Bacteria Power - About Bacteria Power | Power Of bacteria - Will our cars run on bacteria power one day? Mud-dwelling bacteria of the genus Geobacter release electrons as they consume organic pollutants and decaying plant and animal matter. (Humans and other organisms also produce electrons during cellular respiration, but these combine with oxygen and hydrogen atoms to form water (Chapter 15). Geobacter, on the other hand, releases its electrons directly.) By designing a simple system for catching these electrons, biologist Derek Lovley and his colleagues at the University of Massachusetts, Amherst, were able to create a battery that runs on pure bacteria power. Lovley collected polluted mud and seawater from Boston Harbor and placed them in a ﬁsh tank. He then stuck an electrode in the mud and connected it with copper wire to a second electrode in the seawater. Over time, Geobacter bacteria gathered on the mud-embedded electrode and passed electrons out their cell membranes as they ate. These electrons moved up the copper wire, producing an electric current.

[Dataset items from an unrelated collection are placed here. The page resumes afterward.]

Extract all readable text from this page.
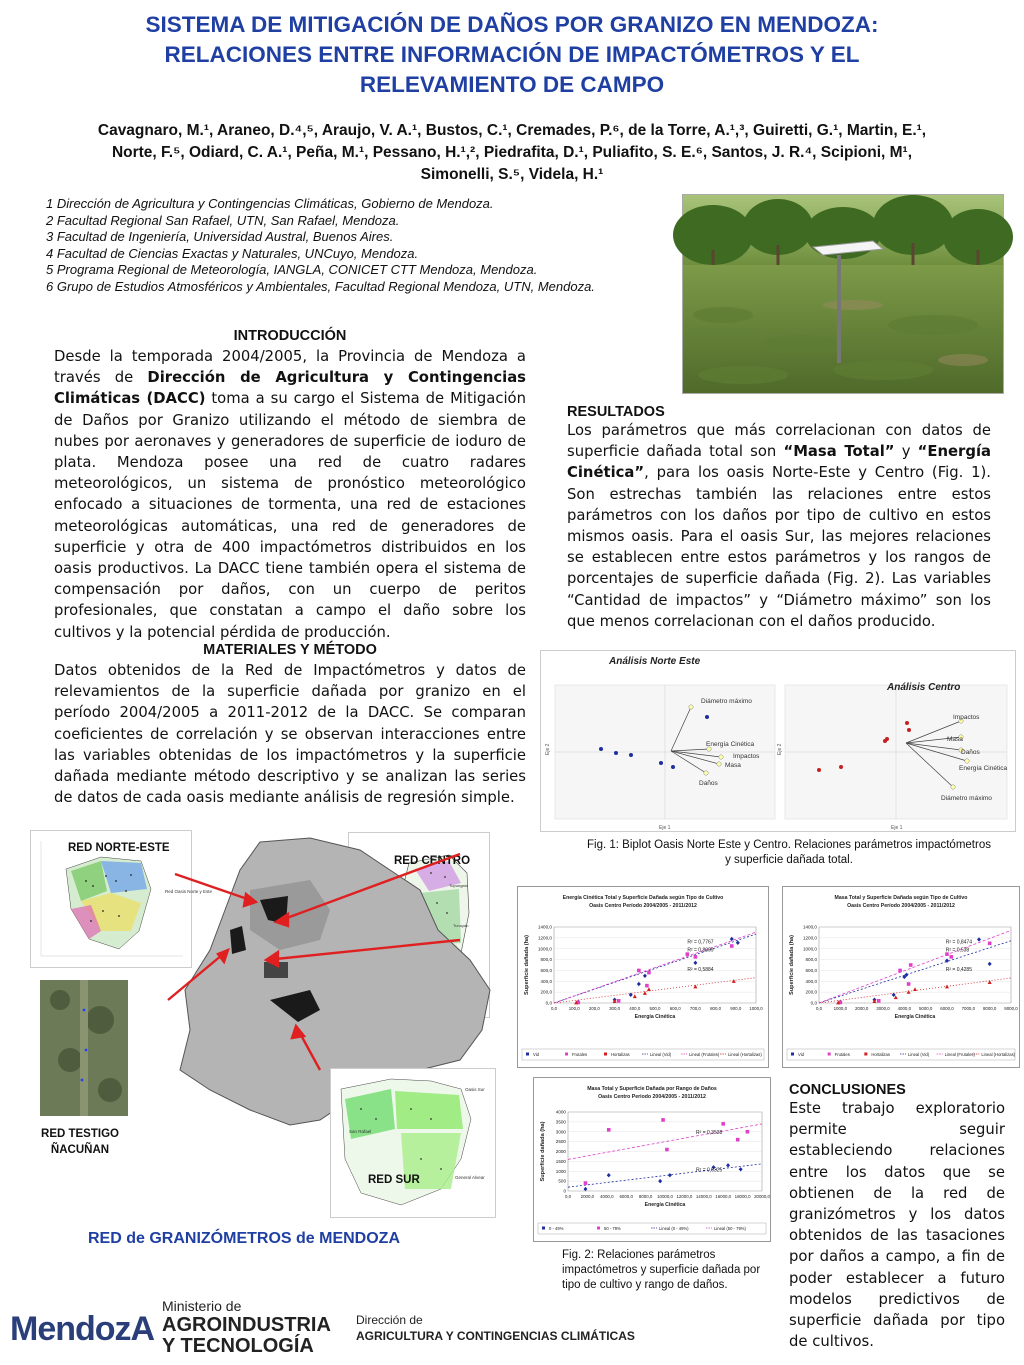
SISTEMA DE MITIGACIÓN DE DAÑOS POR GRANIZO EN MENDOZA:
RELACIONES ENTRE INFORMACIÓN DE IMPACTÓMETROS Y EL
RELEVAMIENTO DE CAMPO
Cavagnaro, M.¹, Araneo, D.⁴,⁵, Araujo, V. A.¹, Bustos, C.¹, Cremades, P.⁶, de la Torre, A.¹,³, Guiretti, G.¹, Martin, E.¹,
Norte, F.⁵, Odiard, C. A.¹, Peña, M.¹, Pessano, H.¹,², Piedrafita, D.¹, Puliafito, S. E.⁶, Santos, J. R.⁴, Scipioni, M¹,
Simonelli, S.⁵, Videla, H.¹
1 Dirección de Agricultura y Contingencias Climáticas, Gobierno de Mendoza.
2 Facultad Regional San Rafael, UTN, San Rafael, Mendoza.
3 Facultad de Ingeniería, Universidad Austral, Buenos Aires.
4 Facultad de Ciencias Exactas y Naturales, UNCuyo, Mendoza.
5 Programa Regional de Meteorología, IANGLA, CONICET CTT Mendoza, Mendoza.
6 Grupo de Estudios Atmosféricos y Ambientales, Facultad Regional Mendoza, UTN, Mendoza.
INTRODUCCIÓN
Desde la temporada 2004/2005, la Provincia de Mendoza a través de Dirección de Agricultura y Contingencias Climáticas (DACC) toma a su cargo el Sistema de Mitigación de Daños por Granizo utilizando el método de siembra de nubes por aeronaves y generadores de superficie de ioduro de plata. Mendoza posee una red de cuatro radares meteorológicos, un sistema de pronóstico meteorológico enfocado a situaciones de tormenta, una red de estaciones meteorológicas automáticas, una red de generadores de superficie y otra de 400 impactómetros distribuidos en los oasis productivos. La DACC tiene también opera el sistema de compensación por daños, con un cuerpo de peritos profesionales, que constatan a campo el daño sobre los cultivos y la potencial pérdida de producción.
MATERIALES Y MÉTODO
Datos obtenidos de la Red de Impactómetros y datos de relevamientos de la superficie dañada por granizo en el período 2004/2005 a 2011-2012 de la DACC. Se comparan coeficientes de correlación y se observan interacciones entre las variables obtenidas de los impactómetros y la superficie dañada mediante método descriptivo y se analizan las series de datos de cada oasis mediante análisis de regresión simple.
RESULTADOS
Los parámetros que más correlacionan con datos de superficie dañada total son “Masa Total” y “Energía Cinética”, para los oasis Norte-Este y Centro (Fig. 1). Son estrechas también las relaciones entre estos parámetros con los daños por tipo de cultivo en estos mismos oasis. Para el oasis Sur, las mejores relaciones se establecen entre estos parámetros y los rangos de porcentajes de superficie dañada (Fig. 2). Las variables “Cantidad de impactos” y “Diámetro máximo” son los que menos correlacionan con el daños producido.
Análisis Norte Este
Análisis Centro
Eje 1	Eje 1
Eje 2	Eje 2
Diámetro máximo
Energía Cinética
Impactos
Masa
Daños
Impactos
Masa
Daños
Energía Cinética
Diámetro máximo
Fig. 1: Biplot Oasis Norte Este y Centro. Relaciones parámetros impactómetros y superficie dañada total.
Energía Cinética Total y Superficie Dañada según Tipo de Cultivo
Oasis Centro Período 2004/2005 - 2011/2012
0,0
200,0
400,0
600,0
800,0
1000,0
1200,0
1400,0
0,0	100,0 200,0 300,0 400,0 500,0 600,0 700,0 800,0 900,0 1000,0
Energía Cinética
Superficie dañada (ha)	R² = 0,7767
R² = 0,8009
R² = 0,5884
Vid	Frutales	Hortalizas	Lineal (Vid)	Lineal (Frutales) Lineal (Hortalizas)
Masa Total y Superficie Dañada según Tipo de Cultivo
Oasis Centro Período 2004/2005 - 2011/2012
0,0
200,0
400,0
600,0
800,0
1000,0
1200,0
1400,0
0,0	1000,0 2000,0 3000,0 4000,0 5000,0 6000,0 7000,0 8000,0 9000,0
Energía Cinética
Superficie dañada (ha)	R² = 0,8474
R² = 0,538
R² = 0,4285
Vid	Frutales	Hortalizas	Lineal (Vid)	Lineal (Frutales) Lineal (Hortalizas)
Masa Total y Superficie Dañada por Rango de Daños
Oasis Centro Periodo 2004/2005 - 2011/2012
0
500
1000
1500
2000
2500
3000
3500
4000
0,0 2000,0 4000,0 6000,0 8000,0 10000,0 12000,0 14000,0 16000,0 18000,0 20000,0
Energía Cinética
Superficie dañada (ha)	R² = 0,3538
R² = 0,6325
0 - 49%	50 - 79%	Lineal (0 - 49%)	Lineal (50 - 79%)
Fig. 2: Relaciones parámetros impactómetros y superficie dañada por tipo de cultivo y rango de daños.
CONCLUSIONES
Este trabajo exploratorio permite seguir estableciendo relaciones entre los datos que se obtienen de la red de granizómetros y los datos obtenidos de las tasaciones por daños a campo, a fin de poder establecer a futuro modelos predictivos de superficie dañada por tipo de cultivos.
Red Oasis Norte y Este
RED NORTE-ESTE
Tupungato
Tunuyán
RED CENTRO
RED TESTIGO
ÑACUÑAN
San Rafael
Oasis Sur
General Alvear
RED SUR
RED de GRANIZÓMETROS de MENDOZA
MendozA
Ministerio de
AGROINDUSTRIA
Y TECNOLOGÍA
Dirección de
AGRICULTURA Y CONTINGENCIAS CLIMÁTICAS
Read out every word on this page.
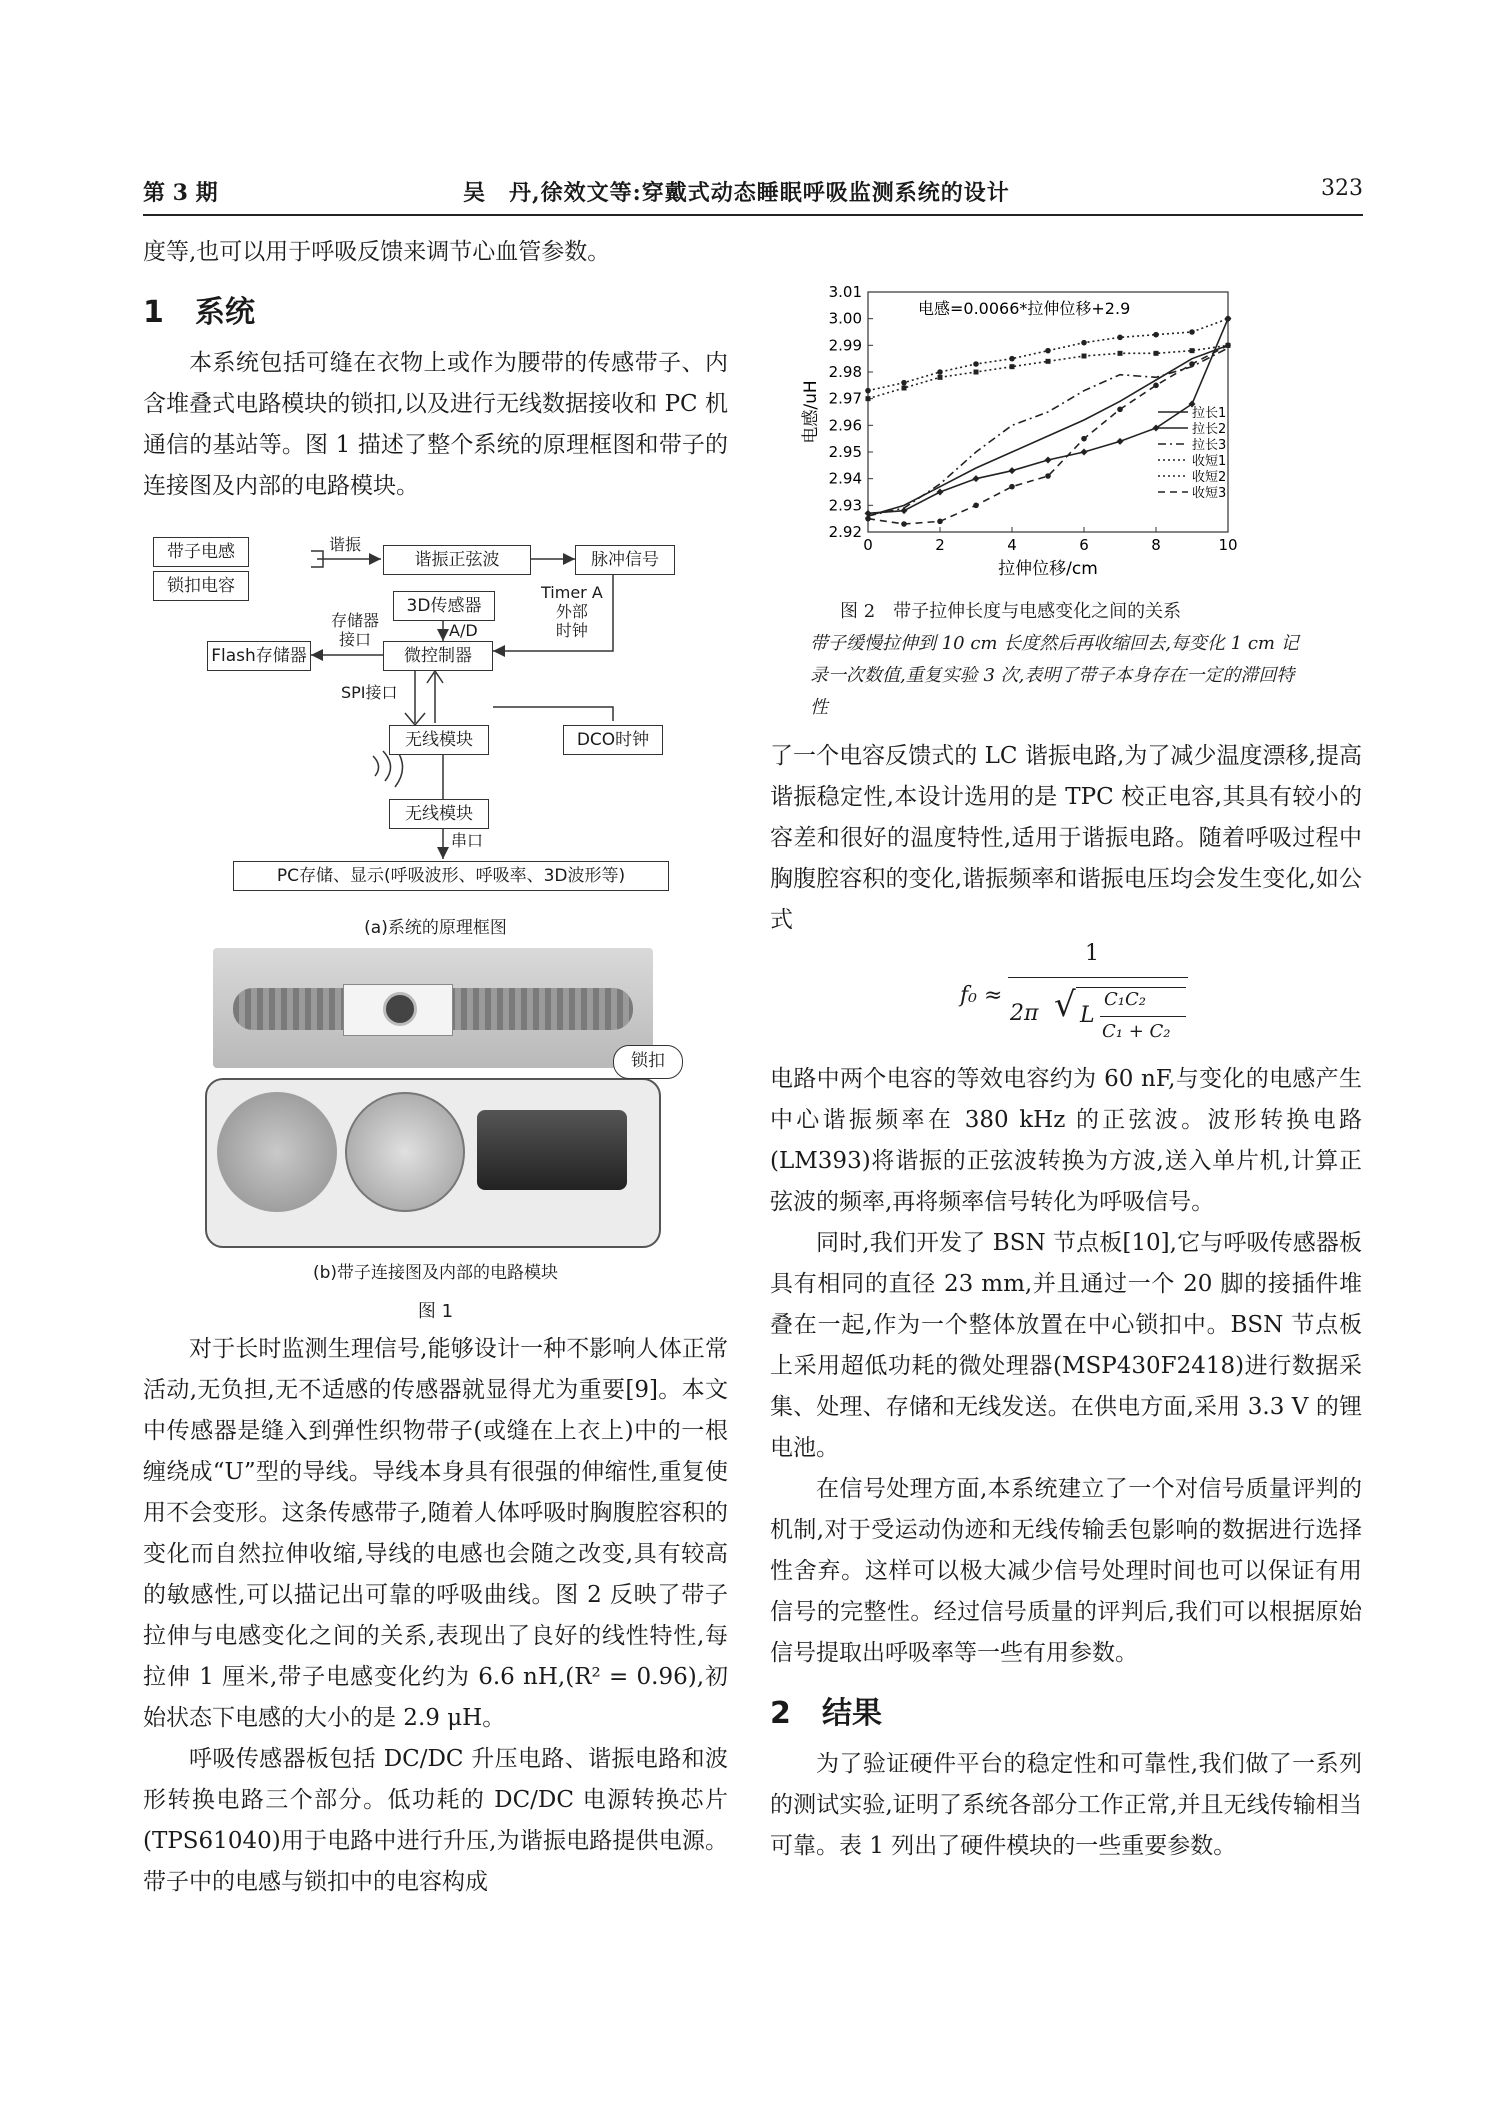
第 3 期	吴　丹,徐效文等:穿戴式动态睡眠呼吸监测系统的设计	323

度等,也可以用于呼吸反馈来调节心血管参数。

1 系统

本系统包括可缝在衣物上或作为腰带的传感带子、内含堆叠式电路模块的锁扣,以及进行无线数据接收和 PC 机通信的基站等。图 1 描述了整个系统的原理框图和带子的连接图及内部的电路模块。

带子电感
锁扣电容
谐振
谐振正弦波	脉冲信号
3D传感器
Timer A
外部
时钟
存储器
接口	A/D
Flash存储器	微控制器
SPI接口
无线模块	DCO时钟
无线模块
串口
PC存储、显示(呼吸波形、呼吸率、3D波形等)
(a)系统的原理框图
锁扣
(b)带子连接图及内部的电路模块
图 1

对于长时监测生理信号,能够设计一种不影响人体正常活动,无负担,无不适感的传感器就显得尤为重要[9]。本文中传感器是缝入到弹性织物带子(或缝在上衣上)中的一根缠绕成“U”型的导线。导线本身具有很强的伸缩性,重复使用不会变形。这条传感带子,随着人体呼吸时胸腹腔容积的变化而自然拉伸收缩,导线的电感也会随之改变,具有较高的敏感性,可以描记出可靠的呼吸曲线。图 2 反映了带子拉伸与电感变化之间的关系,表现出了良好的线性特性,每拉伸 1 厘米,带子电感变化约为 6.6 nH,(R² = 0.96),初始状态下电感的大小的是 2.9 μH。

呼吸传感器板包括 DC/DC 升压电路、谐振电路和波形转换电路三个部分。低功耗的 DC/DC 电源转换芯片(TPS61040)用于电路中进行升压,为谐振电路提供电源。带子中的电感与锁扣中的电容构成

2.92
2.93
2.94
2.95
2.96
2.97
2.98
2.99
3.00
3.01
0	2	4	6	8	10
拉伸位移/cm
电感/uH
电感=0.0066*拉伸位移+2.9
拉长1
拉长2
拉长3
收短1
收短2
收短3
图 2　带子拉伸长度与电感变化之间的关系
带子缓慢拉伸到 10 cm 长度然后再收缩回去,每变化 1 cm 记录一次数值,重复实验 3 次,表明了带子本身存在一定的滞回特性

了一个电容反馈式的 LC 谐振电路,为了减少温度漂移,提高谐振稳定性,本设计选用的是 TPC 校正电容,其具有较小的容差和很好的温度特性,适用于谐振电路。随着呼吸过程中胸腹腔容积的变化,谐振频率和谐振电压均会发生变化,如公式

f₀ ≈
1
2π √ L
C₁C₂
C₁ + C₂

电路中两个电容的等效电容约为 60 nF,与变化的电感产生中心谐振频率在 380 kHz 的正弦波。波形转换电路(LM393)将谐振的正弦波转换为方波,送入单片机,计算正弦波的频率,再将频率信号转化为呼吸信号。

同时,我们开发了 BSN 节点板[10],它与呼吸传感器板具有相同的直径 23 mm,并且通过一个 20 脚的接插件堆叠在一起,作为一个整体放置在中心锁扣中。BSN 节点板上采用超低功耗的微处理器(MSP430F2418)进行数据采集、处理、存储和无线发送。在供电方面,采用 3.3 V 的锂电池。

在信号处理方面,本系统建立了一个对信号质量评判的机制,对于受运动伪迹和无线传输丢包影响的数据进行选择性舍弃。这样可以极大减少信号处理时间也可以保证有用信号的完整性。经过信号质量的评判后,我们可以根据原始信号提取出呼吸率等一些有用参数。

2 结果

为了验证硬件平台的稳定性和可靠性,我们做了一系列的测试实验,证明了系统各部分工作正常,并且无线传输相当可靠。表 1 列出了硬件模块的一些重要参数。
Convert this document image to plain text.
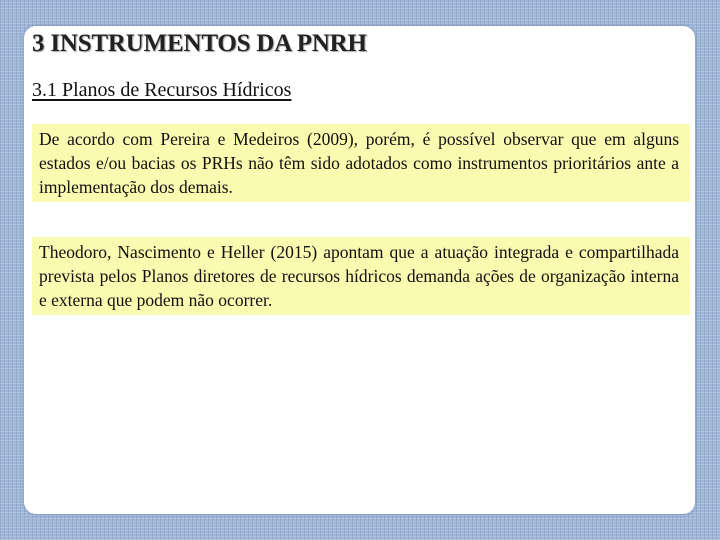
3 INSTRUMENTOS DA PNRH
3.1 Planos de Recursos Hídricos

De acordo com Pereira e Medeiros (2009), porém, é possível observar que em alguns estados e/ou bacias os PRHs não têm sido adotados como instrumentos prioritários ante a implementação dos demais.

Theodoro, Nascimento e Heller (2015) apontam que a atuação integrada e compartilhada prevista pelos Planos diretores de recursos hídricos demanda ações de organização interna e externa que podem não ocorrer.
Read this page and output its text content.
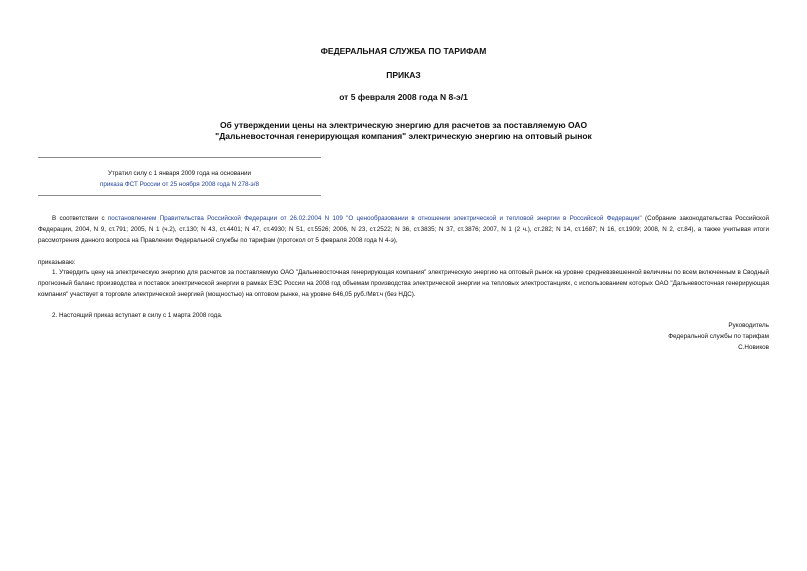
ФЕДЕРАЛЬНАЯ СЛУЖБА ПО ТАРИФАМ
ПРИКАЗ
от 5 февраля 2008 года N 8-э/1
Об утверждении цены на электрическую энергию для расчетов за поставляемую ОАО
"Дальневосточная генерирующая компания" электрическую энергию на оптовый рынок
Утратил силу с 1 января 2009 года на основании
приказа ФСТ России от 25 ноября 2008 года N 278-э/8
В соответствии с постановлением Правительства Российской Федерации от 26.02.2004 N 109 "О ценообразовании в отношении электрической и тепловой энергии в Российской Федерации" (Собрание законодательства Российской Федерации, 2004, N 9, ст.791; 2005, N 1 (ч.2), ст.130; N 43, ст.4401; N 47, ст.4930; N 51, ст.5526; 2006, N 23, ст.2522; N 36, ст.3835; N 37, ст.3876; 2007, N 1 (2 ч.), ст.282; N 14, ст.1687; N 16, ст.1909; 2008, N 2, ст.84), а также учитывая итоги рассмотрения данного вопроса на Правлении Федеральной службы по тарифам (протокол от 5 февраля 2008 года N 4-э),
приказываю:
1. Утвердить цену на электрическую энергию для расчетов за поставляемую ОАО "Дальневосточная генерирующая компания" электрическую энергию на оптовый рынок на уровне средневзвешенной величины по всем включенным в Сводный прогнозный баланс производства и поставок электрической энергии в рамках ЕЭС России на 2008 год объемам производства электрической энергии на тепловых электростанциях, с использованием которых ОАО "Дальневосточная генерирующая компания" участвует в торговле электрической энергией (мощностью) на оптовом рынке, на уровне 646,05 руб./Мвт.ч (без НДС).
2. Настоящий приказ вступает в силу с 1 марта 2008 года.
Руководитель
Федеральной службы по тарифам
С.Новиков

|A series of Geobacter “batteries” (the tubes in the background) are powering this calculator.|
The next challenge will be to make Geobacter energy generation more efﬁcient. At present, it would take many square miles of muddy seaﬂoor to generate 60 watts, the amount of power required to run a household light-bulban unrealistic proposition. Scientists are tackling this problem now and have taken the ﬁrst step of sequencing the Geobacter genome. Studying Geobacter’s genes may just help them ﬁgure out how to get the bacteria to eat faster. In fact, it appears that Geobacter has more than 100 genes that are related to its ability to transfer electrons. If scientists are successful at manipulating these, we may soon have microbial fuel cells
that run on garbage and other organic wastes. In the meantime, Geobacter is already making itself useful running weather sensors and deep-sea mapping instruments, devices that require only 1watt of power.